Le gouvernement eut du moins le mérite de protéger par une législation efficace les débris du domaine forestier. Les forêts avaient été dévastées en 1814 et en 1815, et réduites de 281.000 hectares (238 millions de francs) par les aliénations opérées en exécution des lois du 23 septembre 1814 et du 25 mars 1817. Pour la première fois depuis 1789, on avait violé le principe, posé par la Constituante, de l'inaliénabilité des grandes masses forestières. Il y eut des protestations de savants, de préfets, contre le déboisement qui résultait infailliblement de la vente. Le gouvernement y fut sensible, réorganisa l'administration des forêts (1820-1821), fonda l'école de Nancy (1824-1826) et fit voter (1827) le code forestier.
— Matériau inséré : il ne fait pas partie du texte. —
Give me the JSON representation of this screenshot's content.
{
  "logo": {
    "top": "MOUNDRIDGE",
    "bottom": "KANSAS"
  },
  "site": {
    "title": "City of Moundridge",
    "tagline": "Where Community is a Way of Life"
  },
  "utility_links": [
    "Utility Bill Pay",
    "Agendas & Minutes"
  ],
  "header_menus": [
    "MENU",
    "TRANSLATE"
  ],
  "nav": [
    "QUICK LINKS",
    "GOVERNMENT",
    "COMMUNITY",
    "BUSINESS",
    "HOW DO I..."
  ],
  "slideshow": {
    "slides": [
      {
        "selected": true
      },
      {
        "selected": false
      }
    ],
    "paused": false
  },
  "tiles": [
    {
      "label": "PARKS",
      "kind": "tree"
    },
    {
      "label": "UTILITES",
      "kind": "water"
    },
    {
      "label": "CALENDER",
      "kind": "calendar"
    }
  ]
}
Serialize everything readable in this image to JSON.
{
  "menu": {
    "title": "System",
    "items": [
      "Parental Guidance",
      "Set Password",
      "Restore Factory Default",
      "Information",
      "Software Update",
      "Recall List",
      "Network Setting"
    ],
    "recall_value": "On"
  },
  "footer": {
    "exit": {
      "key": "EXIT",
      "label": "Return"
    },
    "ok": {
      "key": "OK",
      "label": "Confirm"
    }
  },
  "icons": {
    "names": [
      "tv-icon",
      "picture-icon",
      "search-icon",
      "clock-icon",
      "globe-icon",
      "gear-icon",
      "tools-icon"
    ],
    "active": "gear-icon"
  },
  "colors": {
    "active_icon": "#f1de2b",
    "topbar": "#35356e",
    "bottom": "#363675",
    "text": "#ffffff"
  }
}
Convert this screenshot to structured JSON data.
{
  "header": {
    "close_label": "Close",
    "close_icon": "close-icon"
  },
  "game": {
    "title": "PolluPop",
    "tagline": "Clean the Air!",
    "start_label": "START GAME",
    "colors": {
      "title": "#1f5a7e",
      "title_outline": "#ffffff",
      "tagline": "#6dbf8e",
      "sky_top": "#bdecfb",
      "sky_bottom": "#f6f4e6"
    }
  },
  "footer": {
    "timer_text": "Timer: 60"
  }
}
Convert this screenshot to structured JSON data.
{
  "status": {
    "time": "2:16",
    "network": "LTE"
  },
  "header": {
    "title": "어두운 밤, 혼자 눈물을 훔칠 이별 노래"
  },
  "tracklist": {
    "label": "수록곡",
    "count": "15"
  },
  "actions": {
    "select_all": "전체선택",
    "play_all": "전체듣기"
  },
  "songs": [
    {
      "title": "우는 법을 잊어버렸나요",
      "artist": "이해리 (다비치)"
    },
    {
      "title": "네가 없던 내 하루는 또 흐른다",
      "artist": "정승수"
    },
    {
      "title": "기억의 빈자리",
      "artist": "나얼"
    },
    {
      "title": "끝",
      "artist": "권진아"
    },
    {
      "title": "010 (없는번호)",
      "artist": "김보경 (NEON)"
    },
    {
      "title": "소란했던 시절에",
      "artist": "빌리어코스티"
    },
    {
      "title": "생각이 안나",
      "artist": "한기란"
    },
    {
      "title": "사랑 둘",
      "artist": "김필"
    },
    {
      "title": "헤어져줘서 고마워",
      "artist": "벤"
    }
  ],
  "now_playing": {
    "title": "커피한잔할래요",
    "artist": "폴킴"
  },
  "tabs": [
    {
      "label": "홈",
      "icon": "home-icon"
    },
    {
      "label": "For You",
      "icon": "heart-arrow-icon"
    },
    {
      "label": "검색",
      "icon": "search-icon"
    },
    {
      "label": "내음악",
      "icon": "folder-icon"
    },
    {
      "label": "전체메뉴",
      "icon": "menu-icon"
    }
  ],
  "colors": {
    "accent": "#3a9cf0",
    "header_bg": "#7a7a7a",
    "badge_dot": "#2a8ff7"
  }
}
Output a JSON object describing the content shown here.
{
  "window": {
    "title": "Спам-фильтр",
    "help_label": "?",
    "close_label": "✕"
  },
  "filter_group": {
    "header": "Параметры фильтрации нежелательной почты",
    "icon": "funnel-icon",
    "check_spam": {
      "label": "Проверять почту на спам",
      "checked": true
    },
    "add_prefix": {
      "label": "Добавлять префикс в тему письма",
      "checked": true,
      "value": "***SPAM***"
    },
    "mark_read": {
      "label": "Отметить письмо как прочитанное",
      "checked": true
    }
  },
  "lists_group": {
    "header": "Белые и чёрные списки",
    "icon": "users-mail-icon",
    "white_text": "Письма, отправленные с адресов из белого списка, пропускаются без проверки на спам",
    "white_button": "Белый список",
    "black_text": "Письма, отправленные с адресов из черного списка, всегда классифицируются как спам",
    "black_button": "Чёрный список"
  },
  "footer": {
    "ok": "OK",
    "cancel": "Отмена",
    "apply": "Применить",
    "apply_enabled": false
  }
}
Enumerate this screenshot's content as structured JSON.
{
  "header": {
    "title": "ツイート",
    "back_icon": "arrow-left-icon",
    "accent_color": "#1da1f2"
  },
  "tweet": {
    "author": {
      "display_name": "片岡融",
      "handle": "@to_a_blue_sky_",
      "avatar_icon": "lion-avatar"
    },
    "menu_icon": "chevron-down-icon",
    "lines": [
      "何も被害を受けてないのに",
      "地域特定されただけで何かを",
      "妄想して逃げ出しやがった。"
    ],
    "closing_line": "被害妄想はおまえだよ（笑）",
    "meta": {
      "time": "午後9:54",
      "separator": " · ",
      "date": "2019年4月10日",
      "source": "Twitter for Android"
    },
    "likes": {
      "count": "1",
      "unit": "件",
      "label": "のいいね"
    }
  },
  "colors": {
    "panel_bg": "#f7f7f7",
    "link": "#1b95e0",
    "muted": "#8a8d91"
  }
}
On calcula que la France avait environ 6.500.000 hectares de bois, dont 1.100.000 à la Couronne et à l'État, 1.900.000 aux communes et aux établissements publics, et le reste aux particuliers. Le code proclama l'utilité de la forêt pour la conservation des sources, le maintien des terrains en montagne et l'intégralité des climats, régla le régime des trois catégories de bois, fixa les droits d'usage, et créa le cantonnement. Mais il se borna à assurer la conservation du domaine existant, il ne fit rien pour le reboisement, déjà signalé comme nécessaire par des savants comme Humboldt et Moreau de Jonnès et d'autres pour arrêter la dégradation des montagnes. On continua e de combattre les ravages des torrents par des digues et des barrages.

 

II. — L'ÉCHANGE.

LA circulation des personnes et des marchandises est assurée sur tout le territoire par la poste et par les diligences des Messageries nationales : dans certaines régions, d'autres voitures publiques augmentent et facilitent les transports : les omnibus de Paris (1828), les Petites diligences de la banlieue parisienne (249 voitures avec 2.618 places), les pataches, petites voitures à un cheval qui vont de Paris à Strasbourg, à Metz, à Nancy, à Lyon. Pour l'Ouest et le Sud, la patache est remplacée par la messagerie à cheval : la cavalcade des voyageurs qui change de chevaux à chaque relai est précédée d'un messager en chef, en voiture, qui traîne les bagages, l'ait préparer les repas et le gîte. Les coches d'eau de la Haute-Seine mènent de Paris à Briare, à Montereau, à Auxerre.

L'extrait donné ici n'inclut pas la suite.